Кстати, о нытье. По этому поводу Лена начинала просто ненавидеть себя во время занятий с Кариной. Рыжая малявка доводила ее буквально до судорог. Она была невыносима. Она много требовала, хотя по большей части ее уроки проходили едва ли не в форме притч, рассказываемых на заваленке. Она умела озадачивать. И, что самое худшее, — при своей тщедушной, недокормленной внешности, она вела себя как шестидесятилетняя старуха.
Для последнего у нее некоторые основания были.

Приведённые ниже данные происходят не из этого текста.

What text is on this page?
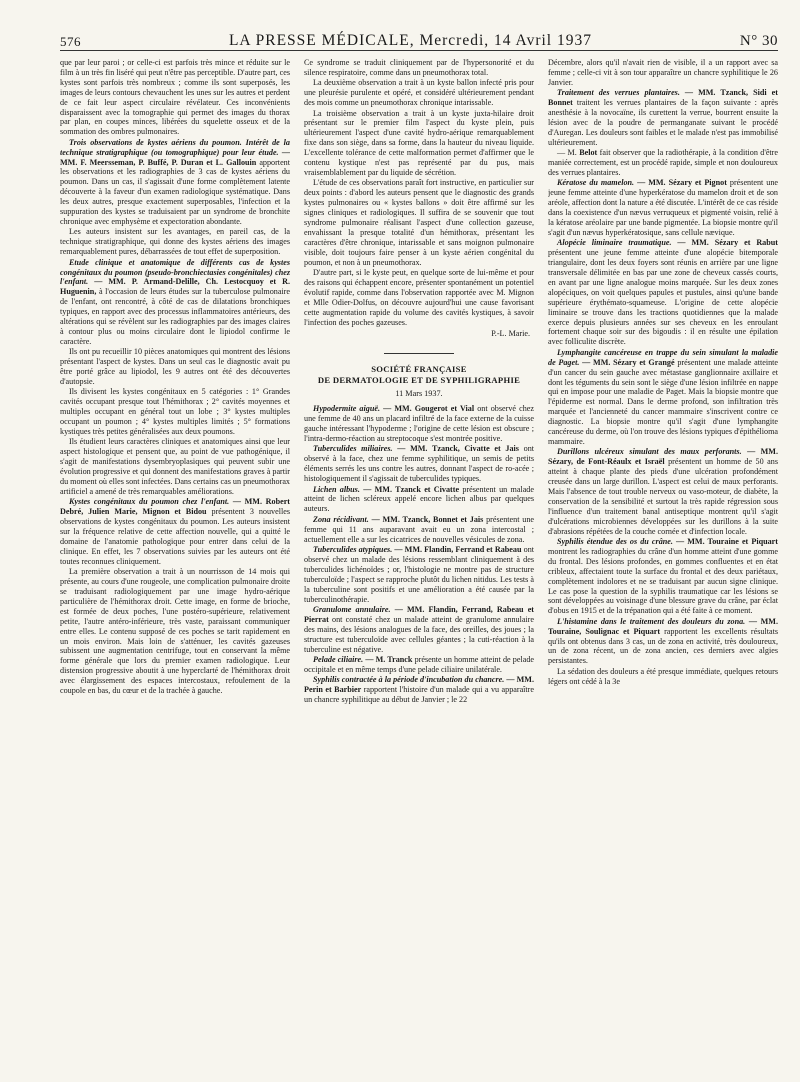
576	LA PRESSE MÉDICALE, Mercredi, 14 Avril 1937	N° 30

que par leur paroi ; or celle-ci est parfois très mince et réduite sur le film à un très fin liséré qui peut n'être pas perceptible. D'autre part, ces kystes sont parfois très nombreux ; comme ils sont superposés, les images de leurs contours chevauchent les unes sur les autres et perdent de ce fait leur aspect circulaire révélateur. Ces inconvénients disparaissent avec la tomographie qui permet des images du thorax par plan, en coupes minces, libérées du squelette osseux et de la sommation des ombres pulmonaires.

Trois observations de kystes aériens du poumon. Intérêt de la technique stratigraphique (ou tomographique) pour leur étude. — MM. F. Meersseman, P. Buffé, P. Duran et L. Gallouin apportent les observations et les radiographies de 3 cas de kystes aériens du poumon. Dans un cas, il s'agissait d'une forme complètement latente découverte à la faveur d'un examen radiologique systématique. Dans les deux autres, presque exactement superposables, l'infection et la suppuration des kystes se traduisaient par un syndrome de bronchite chronique avec emphysème et expectoration abondante.

Les auteurs insistent sur les avantages, en pareil cas, de la technique stratigraphique, qui donne des kystes aériens des images remarquablement pures, débarrassées de tout effet de superposition.

Etude clinique et anatomique de différents cas de kystes congénitaux du poumon (pseudo-bronchiectasies congénitales) chez l'enfant. — MM. P. Armand-Delille, Ch. Lestocquoy et R. Huguenin, à l'occasion de leurs études sur la tuberculose pulmonaire de l'enfant, ont rencontré, à côté de cas de dilatations bronchiques typiques, en rapport avec des processus inflammatoires antérieurs, des altérations qui se révèlent sur les radiographies par des images claires à contour plus ou moins circulaire dont le lipiodol confirme le caractère.

Ils ont pu recueillir 10 pièces anatomiques qui montrent des lésions présentant l'aspect de kystes. Dans un seul cas le diagnostic avait pu être porté grâce au lipiodol, les 9 autres ont été des découvertes d'autopsie.

Ils divisent les kystes congénitaux en 5 catégories : 1° Grandes cavités occupant presque tout l'hémithorax ; 2° cavités moyennes et multiples occupant en général tout un lobe ; 3° kystes multiples occupant un poumon ; 4° kystes multiples limités ; 5° formations kystiques très petites généralisées aux deux poumons.

Ils étudient leurs caractères cliniques et anatomiques ainsi que leur aspect histologique et pensent que, au point de vue pathogénique, il s'agit de manifestations dysembryoplasiques qui peuvent subir une évolution progressive et qui donnent des manifestations graves à partir du moment où elles sont infectées. Dans certains cas un pneumothorax artificiel a amené de très remarquables améliorations.

Kystes congénitaux du poumon chez l'enfant. — MM. Robert Debré, Julien Marie, Mignon et Bidou présentent 3 nouvelles observations de kystes congénitaux du poumon. Les auteurs insistent sur la fréquence relative de cette affection nouvelle, qui a quitté le domaine de l'anatomie pathologique pour entrer dans celui de la clinique. En effet, les 7 observations suivies par les auteurs ont été toutes reconnues cliniquement.

La première observation a trait à un nourrisson de 14 mois qui présente, au cours d'une rougeole, une complication pulmonaire droite se traduisant radiologiquement par une image hydro-aérique particulière de l'hémithorax droit. Cette image, en forme de brioche, est formée de deux poches, l'une postéro-supérieure, relativement petite, l'autre antéro-inférieure, très vaste, paraissant communiquer entre elles. Le contenu supposé de ces poches se tarit rapidement en un mois environ. Mais loin de s'atténuer, les cavités gazeuses subissent une augmentation centrifuge, tout en conservant la même forme générale que lors du premier examen radiologique. Leur distension progressive aboutit à une hyperclarté de l'hémithorax droit avec élargissement des espaces intercostaux, refoulement de la coupole en bas, du cœur et de la trachée à gauche.

Ce syndrome se traduit cliniquement par de l'hypersonorité et du silence respiratoire, comme dans un pneumothorax total.

La deuxième observation a trait à un kyste ballon infecté pris pour une pleurésie purulente et opéré, et considéré ultérieurement pendant des mois comme un pneumothorax chronique intarissable.

La troisième observation a trait à un kyste juxta-hilaire droit présentant sur le premier film l'aspect du kyste plein, puis ultérieurement l'aspect d'une cavité hydro-aérique remarquablement fixe dans son siège, dans sa forme, dans la hauteur du niveau liquide. L'excellente tolérance de cette malformation permet d'affirmer que le contenu kystique n'est pas représenté par du pus, mais vraisemblablement par du liquide de sécrétion.

L'étude de ces observations paraît fort instructive, en particulier sur deux points : d'abord les auteurs pensent que le diagnostic des grands kystes pulmonaires ou « kystes ballons » doit être affirmé sur les signes cliniques et radiologiques. Il suffira de se souvenir que tout syndrome pulmonaire réalisant l'aspect d'une collection gazeuse, envahissant la presque totalité d'un hémithorax, présentant les caractères d'être chronique, intarissable et sans moignon pulmonaire visible, doit toujours faire penser à un kyste aérien congénital du poumon, et non à un pneumothorax.

D'autre part, si le kyste peut, en quelque sorte de lui-même et pour des raisons qui échappent encore, présenter spontanément un potentiel évolutif rapide, comme dans l'observation rapportée avec M. Mignon et Mlle Odier-Dolfus, on découvre aujourd'hui une cause favorisant cette augmentation rapide du volume des cavités kystiques, à savoir l'infection des poches gazeuses.

P.-L. Marie.

SOCIÉTÉ FRANÇAISE
DE DERMATOLOGIE ET DE SYPHILIGRAPHIE
11 Mars 1937.

Hypodermite aiguë. — MM. Gougerot et Vial ont observé chez une femme de 40 ans un placard infiltré de la face externe de la cuisse gauche intéressant l'hypoderme ; l'origine de cette lésion est obscure ; l'intra-dermo-réaction au streptocoque s'est montrée positive.

Tuberculides miliaires. — MM. Tzanck, Civatte et Jais ont observé à la face, chez une femme syphilitique, un semis de petits éléments serrés les uns contre les autres, donnant l'aspect de ro-acée ; histologiquement il s'agissait de tuberculides typiques.

Lichen albus. — MM. Tzanck et Civatte présentent un malade atteint de lichen scléreux appelé encore lichen albus par quelques auteurs.

Zona récidivant. — MM. Tzanck, Bonnet et Jais présentent une femme qui 11 ans auparavant avait eu un zona intercostal ; actuellement elle a sur les cicatrices de nouvelles vésicules de zona.

Tuberculides atypiques. — MM. Flandin, Ferrand et Rabeau ont observé chez un malade des lésions ressemblant cliniquement à des tuberculides lichénoïdes ; or, l'histologie ne montre pas de structure tuberculoïde ; l'aspect se rapproche plutôt du lichen nitidus. Les tests à la tuberculine sont positifs et une amélioration a été causée par la tuberculinothérapie.

Granulome annulaire. — MM. Flandin, Ferrand, Rabeau et Pierrat ont constaté chez un malade atteint de granulome annulaire des mains, des lésions analogues de la face, des oreilles, des joues ; la structure est tuberculoïde avec cellules géantes ; la cuti-réaction à la tuberculine est négative.

Pelade ciliaire. — M. Tranck présente un homme atteint de pelade occipitale et en même temps d'une pelade ciliaire unilatérale.

Syphilis contractée à la période d'incubation du chancre. — MM. Perin et Barbier rapportent l'histoire d'un malade qui a vu apparaître un chancre syphilitique au début de Janvier ; le 22

Décembre, alors qu'il n'avait rien de visible, il a un rapport avec sa femme ; celle-ci vit à son tour apparaître un chancre syphilitique le 26 Janvier.

Traitement des verrues plantaires. — MM. Tzanck, Sidi et Bonnet traitent les verrues plantaires de la façon suivante : après anesthésie à la novocaïne, ils curettent la verrue, bourrent ensuite la lésion avec de la poudre de permanganate suivant le procédé d'Auregan. Les douleurs sont faibles et le malade n'est pas immobilisé ultérieurement.

— M. Belot fait observer que la radiothérapie, à la condition d'être maniée correctement, est un procédé rapide, simple et non douloureux des verrues plantaires.

Kératose du mamelon. — MM. Sézary et Pignot présentent une jeune femme atteinte d'une hyperkératose du mamelon droit et de son aréole, affection dont la nature a été discutée. L'intérêt de ce cas réside dans la coexistence d'un nævus verruqueux et pigmenté voisin, relié à la kératose aréolaire par une bande pigmentée. La biopsie montre qu'il s'agit d'un nævus hyperkératosique, sans cellule nævique.

Alopécie liminaire traumatique. — MM. Sézary et Rabut présentent une jeune femme atteinte d'une alopécie bitemporale triangulaire, dont les deux foyers sont réunis en arrière par une ligne transversale délimitée en bas par une zone de cheveux cassés courts, en avant par une ligne analogue moins marquée. Sur les deux zones alopéciques, on voit quelques papules et pustules, ainsi qu'une bande supérieure érythémato-squameuse. L'origine de cette alopécie liminaire se trouve dans les tractions quotidiennes que la malade exerce depuis plusieurs années sur ses cheveux en les enroulant fortement chaque soir sur des bigoudis : il en résulte une épilation avec folliculite discrète.

Lymphangite cancéreuse en trappe du sein simulant la maladie de Paget. — MM. Sézary et Grangé présentent une malade atteinte d'un cancer du sein gauche avec métastase ganglionnaire axillaire et dont les téguments du sein sont le siège d'une lésion infiltrée en nappe qui en impose pour une maladie de Paget. Mais la biopsie montre que l'épiderme est normal. Dans le derme profond, son infiltration très marquée et l'ancienneté du cancer mammaire s'inscrivent contre ce diagnostic. La biopsie montre qu'il s'agit d'une lymphangite cancéreuse du derme, où l'on trouve des lésions typiques d'épithélioma mammaire.

Durillons ulcéreux simulant des maux perforants. — MM. Sézary, de Font-Réaulx et Israël présentent un homme de 50 ans atteint à chaque plante des pieds d'une ulcération profondément creusée dans un large durillon. L'aspect est celui de maux perforants. Mais l'absence de tout trouble nerveux ou vaso-moteur, de diabète, la conservation de la sensibilité et surtout la très rapide régression sous l'influence d'un traitement banal antiseptique montrent qu'il s'agit d'ulcérations microbiennes développées sur les durillons à la suite d'abrasions répétées de la couche cornée et d'infection locale.

Syphilis étendue des os du crâne. — MM. Touraine et Piquart montrent les radiographies du crâne d'un homme atteint d'une gomme du frontal. Des lésions profondes, en gommes confluentes et en état cribleux, affectaient toute la surface du frontal et des deux pariétaux, complètement indolores et ne se traduisant par aucun signe clinique. Le cas pose la question de la syphilis traumatique car les lésions se sont développées au voisinage d'une blessure grave du crâne, par éclat d'obus en 1915 et de la trépanation qui a été faite à ce moment.

L'histamine dans le traitement des douleurs du zona. — MM. Touraine, Soulignac et Piquart rapportent les excellents résultats qu'ils ont obtenus dans 3 cas, un de zona en activité, très douloureux, un de zona récent, un de zona ancien, ces derniers avec algies persistantes.

La sédation des douleurs a été presque immédiate, quelques retours légers ont cédé à la 3e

От Сергея Петровича Лена узнала, что Карина Георгиевна Джугашвили родилась в 1939 году, в Москве. Умерла же она в пятьдесят третьем, да не как-нибудь, а будучи задавленной толпой на похоронах Сталина. Этого Карина не скрывала, и даже любила горько пошутить: «Самая верноподданническая смерть». Кроме того, Сергей Петрович рассказал под большим секретом: когда Карина только попала к симарглам, для нее самым крупным огорчением было то, что ее не успели принять в комсомол. Теперь же Карина большевиков ненавидела, ненавистью холодной и рациональной.
Вела Карина себя почти на свой «календарный» возраст — по крайней мере, Лене казалось, что именно подобного поведения следует ожидать от высохшей желчной старухи. Это ее в Карине раздражало: Вик-то вон ничего подобного из себя не изображает, хотя мог бы! Но она скоро поняла, что соответствие «возрасту» в Ирии — дело вкуса. Карина любила подчеркнуть, что ей уже за шестьдесят. Возможно, потому, что на вид она была моложе всех, а на самом деле — одной из старших. Почему-то среди симарглов почти не было родившихся раньше двадцатых годов. Зато очень много было народу из пятидесятых-шестидесятых.